Arginine vasopressin (AVP) regulates the osmotic water permeability of the kidney collecting duct by inducing exocytotic insertion of aquaporin‐2 into apical membrane. The coupling between AVP‐induced intracellular Ca²⁺ mobilization and apical exocytosis was investigated in isolated perfused rat inner medullary collecting duct (IMCD) segments using confocal fluorescence microscopy.
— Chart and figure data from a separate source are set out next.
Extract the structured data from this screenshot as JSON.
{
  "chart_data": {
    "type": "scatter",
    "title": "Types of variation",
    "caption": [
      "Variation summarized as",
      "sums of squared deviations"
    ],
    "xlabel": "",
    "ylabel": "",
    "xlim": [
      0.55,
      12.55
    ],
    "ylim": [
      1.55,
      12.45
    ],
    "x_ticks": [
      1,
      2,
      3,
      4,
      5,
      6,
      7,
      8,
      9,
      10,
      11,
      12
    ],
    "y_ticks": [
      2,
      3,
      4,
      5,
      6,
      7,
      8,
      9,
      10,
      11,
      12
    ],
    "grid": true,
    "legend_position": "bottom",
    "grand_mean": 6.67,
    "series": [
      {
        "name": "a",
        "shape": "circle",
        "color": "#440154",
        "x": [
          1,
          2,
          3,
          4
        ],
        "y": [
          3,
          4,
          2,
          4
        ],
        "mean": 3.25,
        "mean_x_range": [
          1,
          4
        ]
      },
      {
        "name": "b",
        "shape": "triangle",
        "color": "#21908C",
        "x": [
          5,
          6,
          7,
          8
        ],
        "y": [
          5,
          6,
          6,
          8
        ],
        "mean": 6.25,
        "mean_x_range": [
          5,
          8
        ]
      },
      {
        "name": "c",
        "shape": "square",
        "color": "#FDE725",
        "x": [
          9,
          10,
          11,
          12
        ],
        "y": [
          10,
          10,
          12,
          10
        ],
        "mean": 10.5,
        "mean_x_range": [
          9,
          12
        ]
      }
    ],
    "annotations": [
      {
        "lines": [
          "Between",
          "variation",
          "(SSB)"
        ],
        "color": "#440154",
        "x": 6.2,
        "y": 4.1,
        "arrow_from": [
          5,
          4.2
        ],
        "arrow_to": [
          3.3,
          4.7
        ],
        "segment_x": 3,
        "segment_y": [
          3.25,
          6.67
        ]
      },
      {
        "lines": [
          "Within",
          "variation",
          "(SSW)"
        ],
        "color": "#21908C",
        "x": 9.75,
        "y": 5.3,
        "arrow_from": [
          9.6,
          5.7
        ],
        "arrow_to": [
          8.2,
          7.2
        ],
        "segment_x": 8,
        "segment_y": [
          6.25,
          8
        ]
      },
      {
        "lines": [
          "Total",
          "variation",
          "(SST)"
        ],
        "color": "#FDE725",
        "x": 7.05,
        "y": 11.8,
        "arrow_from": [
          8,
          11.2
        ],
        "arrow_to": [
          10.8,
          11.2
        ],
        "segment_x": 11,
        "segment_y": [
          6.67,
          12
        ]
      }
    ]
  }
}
Changes of [Ca²⁺]_i in IMCD cells were measured with fluo‐4. A novel confocal imaging technique using a styryl dye, FM1‐43, was developed to monitor real‐time exocytosis induced by arginine vasopressin. AVP (0.1 nm) triggered a rapid increase of [Ca²⁺]_i in IMCD cells, followed by sustained oscillations. Ratiometric measurement of [Ca²⁺]_i confirmed that the observed [Ca²⁺]_i oscillation was a primary event and was not secondary to changes in cell volume. The frequencies of [Ca²⁺]_i oscillations in each IMCD cell were independent and time variant. 1‐Deamino‐8‐d‐arginine vasopressin (a V₂ receptor agonist, 0.1 nm) simulated the effects of AVP by triggering [Ca²⁺]_i oscillations. In the absence of extracellular Ca²⁺, ryanodine (0.1 mm) inhibited AVP‐induced Ca²⁺ mobilization. AVP (0.1 nm) triggered accumulative apical exocytosis in IMCD cells within 20 s after application. Pre‐incubating the IMCD with an intracellular Ca²⁺ chelator, BAPTA, prevented AVP‐induced intracellular Ca²⁺ mobilization, apical exocytosis, and increase of osmotic water permeability. These results indicate that AVP, via the V₂ receptor, triggers a calcium signalling cascade observed as [Ca²⁺]_i oscillations in the IMCD and that intracellular Ca²⁺ mobilization is required for exocytotic insertion of aquaporin‐2.